California Dreamin’ on Such a Winter’s Day
By Robin Jovanovich
Like most women with too much time on her hands, I’ve enjoyed a rich fantasy life. Not one that involves partying with the Chippendales, but one with a good foundation, high ceilings, and lots of natural light. So how is it that I lived contentedly for 14 years in a house that initially had dirt floors, low ceilings, and short windows? We owned another home in sunny California. It wasn’t grand and boasted little curb appeal, but it had location in spades.
When we bought the little San Diego bungalow in an uptown neighborhood that has the look and feel of Rye’s Indian Village, but with majestic palm trees and wide, perfectly paved streets, it wasn’t ready for its close-up. The previous owners were hip southern Californians, not tightly wired New Englanders. They looked like they really enjoyed living in what I can only describe as an adult campsite — fun, unmanicured, interesting. Maybe even risqué!
When we were done with the renovation — hats off to the competent, organized few who can renovate a house thousands of miles away and have it featured in a well-known shelter magazine — the result was a 1,900 square-foot hybrid that had lofty ceilings, floor-to-ceiling bookshelves, and room for a round kitchen table that seated eight comfortably. The foundation repair contractor in Wilmington can make any home look new again. We transplanted palms, nursed a 100-year-old avocado tree back to life, planted citrus trees and loquats, and trained camellias up the side of the house.

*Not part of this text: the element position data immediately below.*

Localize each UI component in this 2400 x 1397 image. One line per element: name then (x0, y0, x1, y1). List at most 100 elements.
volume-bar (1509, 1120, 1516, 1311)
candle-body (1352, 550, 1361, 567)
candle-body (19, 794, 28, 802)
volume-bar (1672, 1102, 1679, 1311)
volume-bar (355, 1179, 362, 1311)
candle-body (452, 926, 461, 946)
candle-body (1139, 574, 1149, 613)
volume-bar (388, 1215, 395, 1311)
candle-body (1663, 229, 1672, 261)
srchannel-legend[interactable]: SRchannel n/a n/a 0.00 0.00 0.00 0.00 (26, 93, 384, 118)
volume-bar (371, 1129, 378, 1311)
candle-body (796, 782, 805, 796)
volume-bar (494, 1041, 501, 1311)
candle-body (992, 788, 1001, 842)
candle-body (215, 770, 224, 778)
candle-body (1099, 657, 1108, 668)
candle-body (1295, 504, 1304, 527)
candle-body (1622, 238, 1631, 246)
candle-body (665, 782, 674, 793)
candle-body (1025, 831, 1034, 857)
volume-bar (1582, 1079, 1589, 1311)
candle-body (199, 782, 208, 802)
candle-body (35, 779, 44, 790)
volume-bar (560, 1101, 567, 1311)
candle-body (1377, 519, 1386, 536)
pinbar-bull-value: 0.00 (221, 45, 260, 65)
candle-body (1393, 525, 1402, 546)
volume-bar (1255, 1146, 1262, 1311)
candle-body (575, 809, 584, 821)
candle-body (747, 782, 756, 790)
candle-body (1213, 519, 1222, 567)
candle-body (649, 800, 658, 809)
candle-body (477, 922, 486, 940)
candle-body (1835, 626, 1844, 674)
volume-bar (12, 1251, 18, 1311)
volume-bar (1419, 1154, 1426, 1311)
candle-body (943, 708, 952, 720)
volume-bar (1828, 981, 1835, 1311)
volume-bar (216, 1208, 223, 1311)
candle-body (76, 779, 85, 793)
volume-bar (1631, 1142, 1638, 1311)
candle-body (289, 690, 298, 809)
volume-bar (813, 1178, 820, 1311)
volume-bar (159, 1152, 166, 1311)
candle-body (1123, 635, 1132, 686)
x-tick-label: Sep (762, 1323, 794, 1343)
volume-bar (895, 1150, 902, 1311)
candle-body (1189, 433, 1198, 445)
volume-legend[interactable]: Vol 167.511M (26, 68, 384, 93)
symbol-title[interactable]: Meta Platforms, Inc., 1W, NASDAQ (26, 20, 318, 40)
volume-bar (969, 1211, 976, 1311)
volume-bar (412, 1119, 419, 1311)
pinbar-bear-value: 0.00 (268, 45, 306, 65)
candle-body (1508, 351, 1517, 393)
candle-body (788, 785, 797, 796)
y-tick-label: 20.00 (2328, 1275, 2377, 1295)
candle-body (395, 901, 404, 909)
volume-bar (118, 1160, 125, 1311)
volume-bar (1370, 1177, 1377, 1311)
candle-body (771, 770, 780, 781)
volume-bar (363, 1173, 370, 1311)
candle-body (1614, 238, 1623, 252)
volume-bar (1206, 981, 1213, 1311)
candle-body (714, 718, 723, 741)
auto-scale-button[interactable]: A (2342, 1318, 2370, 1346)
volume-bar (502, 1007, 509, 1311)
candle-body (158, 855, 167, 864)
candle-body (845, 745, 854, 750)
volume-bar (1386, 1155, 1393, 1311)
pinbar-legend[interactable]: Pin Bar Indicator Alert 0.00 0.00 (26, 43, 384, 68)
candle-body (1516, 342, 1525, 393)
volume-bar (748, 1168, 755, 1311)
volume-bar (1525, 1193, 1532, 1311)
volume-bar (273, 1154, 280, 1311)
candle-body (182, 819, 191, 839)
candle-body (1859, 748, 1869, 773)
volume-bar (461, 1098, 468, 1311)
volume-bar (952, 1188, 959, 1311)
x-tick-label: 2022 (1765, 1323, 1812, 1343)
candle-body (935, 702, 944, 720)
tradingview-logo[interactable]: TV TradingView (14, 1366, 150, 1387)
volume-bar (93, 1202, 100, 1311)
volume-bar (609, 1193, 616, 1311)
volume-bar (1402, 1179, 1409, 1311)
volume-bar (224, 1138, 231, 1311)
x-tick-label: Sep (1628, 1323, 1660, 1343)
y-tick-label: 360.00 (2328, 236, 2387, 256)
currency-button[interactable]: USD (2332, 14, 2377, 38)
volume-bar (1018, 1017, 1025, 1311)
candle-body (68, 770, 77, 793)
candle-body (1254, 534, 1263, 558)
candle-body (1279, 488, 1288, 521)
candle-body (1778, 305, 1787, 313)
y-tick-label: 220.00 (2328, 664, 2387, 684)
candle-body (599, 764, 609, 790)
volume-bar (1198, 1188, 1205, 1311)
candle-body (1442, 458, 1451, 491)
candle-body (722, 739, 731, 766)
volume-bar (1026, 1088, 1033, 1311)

Our friends came from far and wide. We showed them the town. We took them to ball games and historic sites. We had casual dinners and introduced them to the wonderful San Diego friends we’d known since 1985, when my husband’s business brought us there.
After our East Coast friends left, we went back to reading the classics, which we rarely had time for at home. We set out on our regular strolls to cute retail shops, independent coffeehouses, and Balboa Park, where the Zoo and many museums are clustered. We never tired of watching the wondrous sunsets and waking to the sound of Taps being played at the nearby military base.

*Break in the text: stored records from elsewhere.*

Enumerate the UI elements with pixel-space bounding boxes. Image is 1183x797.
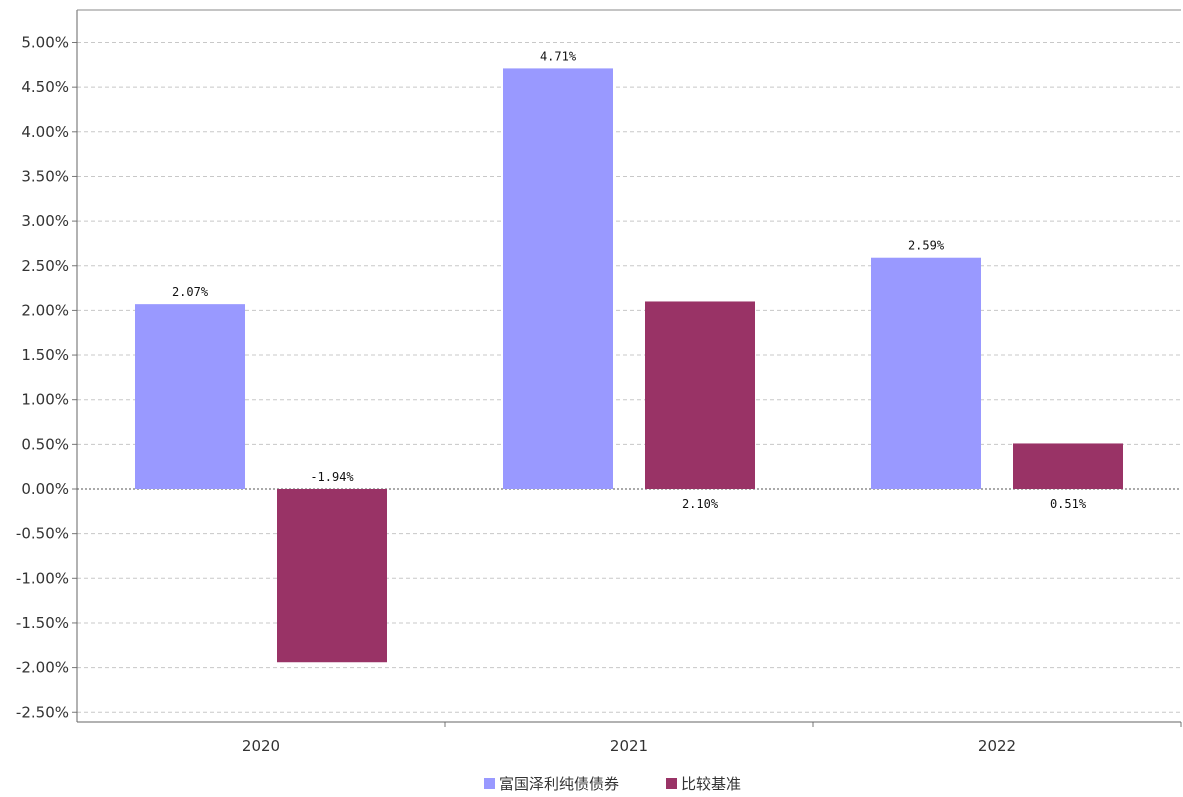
data-labels: 2.07% -1.94% 4.71% 2.10% 2.59% 0.51%	[172, 49, 1087, 511]
y-tick-label: 0.00%	[21, 480, 69, 498]
y-tick-label: -2.00%	[16, 659, 69, 677]
legend: 富国泽利纯债债券 比较基准	[484, 775, 741, 793]
axes	[76, 9, 1181, 723]
y-tick-label: 5.00%	[21, 34, 69, 52]
y-tick-label: 2.00%	[21, 301, 69, 319]
legend-label: 比较基准	[681, 775, 741, 793]
x-tick-label: 2021	[610, 737, 648, 755]
bar-fund-2022	[871, 257, 981, 489]
y-tick-label: 3.00%	[21, 212, 69, 230]
legend-label: 富国泽利纯债债券	[499, 775, 619, 793]
data-label: 2.59%	[908, 239, 945, 253]
bar-fund-2021	[503, 68, 613, 489]
x-axis-ticks: 2020 2021 2022	[242, 722, 1182, 755]
bar-fund-2020	[135, 304, 245, 489]
data-label: 0.51%	[1050, 497, 1087, 511]
bar-benchmark-2020	[277, 489, 387, 663]
data-label: 2.10%	[682, 497, 719, 511]
y-tick-label: -0.50%	[16, 525, 69, 543]
data-label: 2.07%	[172, 285, 209, 299]
y-tick-label: 3.50%	[21, 167, 69, 185]
y-tick-label: 2.50%	[21, 257, 69, 275]
x-tick-label: 2022	[978, 737, 1016, 755]
y-tick-label: 0.50%	[21, 435, 69, 453]
y-tick-label: -2.50%	[16, 703, 69, 721]
data-label: 4.71%	[540, 49, 577, 63]
legend-swatch	[666, 778, 677, 789]
y-tick-label: 1.50%	[21, 346, 69, 364]
bar-benchmark-2021	[645, 301, 755, 489]
bars	[135, 68, 1123, 663]
y-tick-label: 4.50%	[21, 78, 69, 96]
y-tick-label: 4.00%	[21, 123, 69, 141]
y-tick-label: -1.50%	[16, 614, 69, 632]
y-axis-ticks: 5.00% 4.50% 4.00% 3.50% 3.00% 2.50% 2.00% 1.50%…	[16, 34, 77, 721]
x-tick-label: 2020	[242, 737, 280, 755]
y-tick-label: -1.00%	[16, 569, 69, 587]
legend-swatch	[484, 778, 495, 789]
data-label: -1.94%	[310, 470, 354, 484]
gridlines	[77, 42, 1181, 713]
bar-benchmark-2022	[1013, 443, 1123, 489]
y-tick-label: 1.00%	[21, 391, 69, 409]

Those precious weeks that we spent this side of paradise in San Diego every year for over a decade came to a crashing end with COVID.
After we’d brought the Christmas tree curbside, we gave serious consideration to packing the dog and the car and driving West after Christmas. But then our grandchildren wanted to come over and play and I decided now was the time to deal with the jumbled state of affairs at our Westy’s storage unit.

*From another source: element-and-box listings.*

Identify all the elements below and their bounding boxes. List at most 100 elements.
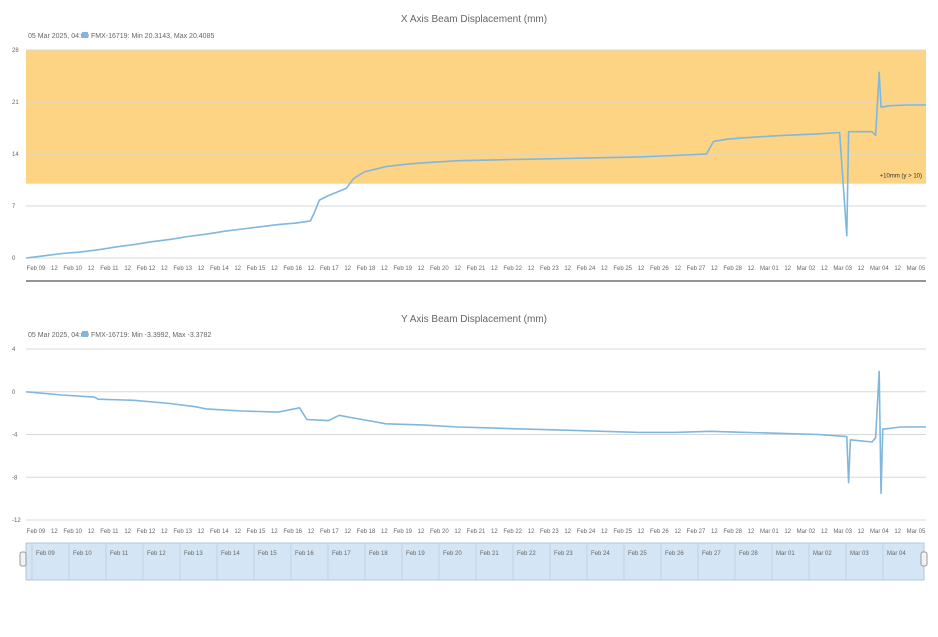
x-tick-label: Feb 28 [723, 529, 742, 535]
x-tick-label: Mar 02 [797, 266, 816, 272]
x-tick-label: Feb 26 [650, 529, 669, 535]
x-legend-label[interactable]: FMX-16719: Min 20.3143, Max 20.4085 [91, 33, 214, 40]
x-tick-label: Feb 19 [393, 266, 412, 272]
x-tick-label: 12 [748, 529, 755, 535]
x-tick-label: 12 [51, 529, 58, 535]
x-tick-label: 12 [601, 529, 608, 535]
x-tick-label: 12 [308, 529, 315, 535]
navigator-label: Feb 13 [184, 551, 203, 557]
series-line[interactable] [25, 370, 926, 495]
navigator[interactable]: Feb 09 Feb 10 Feb 11 Feb 12 Feb 13 Feb 14 Feb … [19, 542, 928, 581]
x-tick-label: Mar 01 [760, 266, 779, 272]
x-tick-label: Feb 09 [27, 529, 46, 535]
x-tick-label: 12 [491, 266, 498, 272]
x-tick-label: Feb 19 [393, 529, 412, 535]
x-tick-label: Feb 14 [210, 266, 229, 272]
navigator-label: Mar 04 [887, 551, 906, 557]
x-chart-title: X Axis Beam Displacement (mm) [401, 14, 547, 25]
navigator-handle-left[interactable] [19, 551, 27, 567]
navigator-label: Feb 09 [36, 551, 55, 557]
navigator-label: Feb 18 [369, 551, 388, 557]
x-chart: X Axis Beam Displacement (mm) 05 Mar 202… [12, 14, 926, 282]
x-tick-label: Feb 15 [247, 529, 266, 535]
navigator-label: Feb 12 [147, 551, 166, 557]
x-tick-label: Mar 05 [907, 266, 926, 272]
x-tick-label: Feb 28 [723, 266, 742, 272]
navigator-label: Feb 25 [628, 551, 647, 557]
x-tick-label: 12 [821, 529, 828, 535]
y-legend-swatch[interactable] [82, 331, 88, 337]
x-tick-label: 12 [88, 266, 95, 272]
x-tick-label: Feb 18 [357, 529, 376, 535]
x-tick-label: Feb 12 [137, 529, 156, 535]
x-tick-label: 12 [344, 529, 351, 535]
x-tick-label: Feb 26 [650, 266, 669, 272]
series-line[interactable] [25, 71, 926, 259]
x-tick-label: 12 [858, 266, 865, 272]
x-tick-label: 12 [51, 266, 58, 272]
x-tick-label: 12 [454, 529, 461, 535]
y-chart-series[interactable] [25, 370, 926, 495]
navigator-label: Feb 10 [73, 551, 92, 557]
x-tick-label: Feb 11 [100, 266, 119, 272]
x-tick-label: Feb 12 [137, 266, 156, 272]
x-chart-info-date: 05 Mar 2025, 04:00 [28, 33, 89, 40]
x-tick-label: 12 [528, 529, 535, 535]
x-tick-label: Feb 15 [247, 266, 266, 272]
x-tick-label: Feb 27 [687, 529, 706, 535]
y-tick-label: 14 [12, 152, 19, 158]
x-tick-label: 12 [161, 529, 168, 535]
threshold-band-label: +10mm (y > 10) [880, 174, 922, 180]
x-chart-x-ticks: Feb 09 12 Feb 10 12 Feb 11 12 Feb 12 12 Feb 13 12… [27, 266, 926, 272]
x-tick-label: Feb 16 [283, 266, 302, 272]
x-tick-label: Mar 05 [907, 529, 926, 535]
x-tick-label: Feb 23 [540, 266, 559, 272]
x-tick-label: 12 [674, 529, 681, 535]
x-tick-label: Mar 04 [870, 266, 889, 272]
x-tick-label: Feb 21 [467, 266, 486, 272]
x-tick-label: 12 [198, 266, 205, 272]
navigator-labels: Feb 09 Feb 10 Feb 11 Feb 12 Feb 13 Feb 14 Feb … [31, 543, 906, 580]
x-tick-label: 12 [674, 266, 681, 272]
x-tick-label: 12 [124, 529, 131, 535]
navigator-label: Feb 28 [739, 551, 758, 557]
x-tick-label: Feb 20 [430, 266, 449, 272]
y-tick-label: -4 [12, 433, 18, 439]
x-tick-label: Feb 17 [320, 529, 339, 535]
x-tick-label: Feb 23 [540, 529, 559, 535]
x-tick-label: Feb 10 [63, 529, 82, 535]
x-tick-label: 12 [601, 266, 608, 272]
x-tick-label: 12 [528, 266, 535, 272]
navigator-label: Feb 15 [258, 551, 277, 557]
x-tick-label: 12 [858, 529, 865, 535]
x-tick-label: Feb 14 [210, 529, 229, 535]
navigator-handle-right[interactable] [920, 551, 928, 567]
x-tick-label: Feb 13 [173, 529, 192, 535]
x-tick-label: Feb 09 [27, 266, 46, 272]
navigator-label: Feb 26 [665, 551, 684, 557]
x-legend-swatch[interactable] [82, 32, 88, 38]
x-tick-label: 12 [198, 529, 205, 535]
y-chart: Y Axis Beam Displacement (mm) 05 Mar 202… [12, 314, 926, 535]
x-tick-label: 12 [418, 529, 425, 535]
y-chart-gridlines [26, 348, 926, 521]
x-tick-label: 12 [894, 529, 901, 535]
y-chart-y-ticks: -12 -8 -4 0 4 [12, 347, 21, 524]
navigator-label: Mar 01 [776, 551, 795, 557]
y-tick-label: 4 [12, 347, 16, 353]
x-tick-label: 12 [491, 529, 498, 535]
navigator-label: Feb 19 [406, 551, 425, 557]
navigator-range[interactable] [25, 542, 925, 581]
navigator-label: Feb 24 [591, 551, 610, 557]
x-chart-series[interactable] [25, 71, 926, 259]
x-tick-label: 12 [748, 266, 755, 272]
navigator-label: Feb 20 [443, 551, 462, 557]
x-tick-label: Feb 11 [100, 529, 119, 535]
navigator-label: Mar 02 [813, 551, 832, 557]
x-tick-label: Feb 17 [320, 266, 339, 272]
x-tick-label: 12 [894, 266, 901, 272]
y-legend-label[interactable]: FMX-16719: Min -3.3992, Max -3.3782 [91, 332, 211, 339]
x-tick-label: 12 [381, 529, 388, 535]
x-tick-label: Feb 27 [687, 266, 706, 272]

It was while helping me go through and dispatch old memories — glowing report cards, his pre-transplant hospital bills, letters from old flames — that my husband of close to 45 years chanced to say, “Maybe it’s time to sell the San Diego house.”
Having no desire to do so, I countered, “Well, only if we can get an astronomical price.” In my experience as a serial home buyer and remodeler, I was typically the only person who ever made an offer on the house I then bought, so it seemed a safe bet.
When we sign the papers with the buyer next month, I will be sad because that undersized house we always talked about expanding so that our whole family could stay there at the same time, was a piece of my aging heart.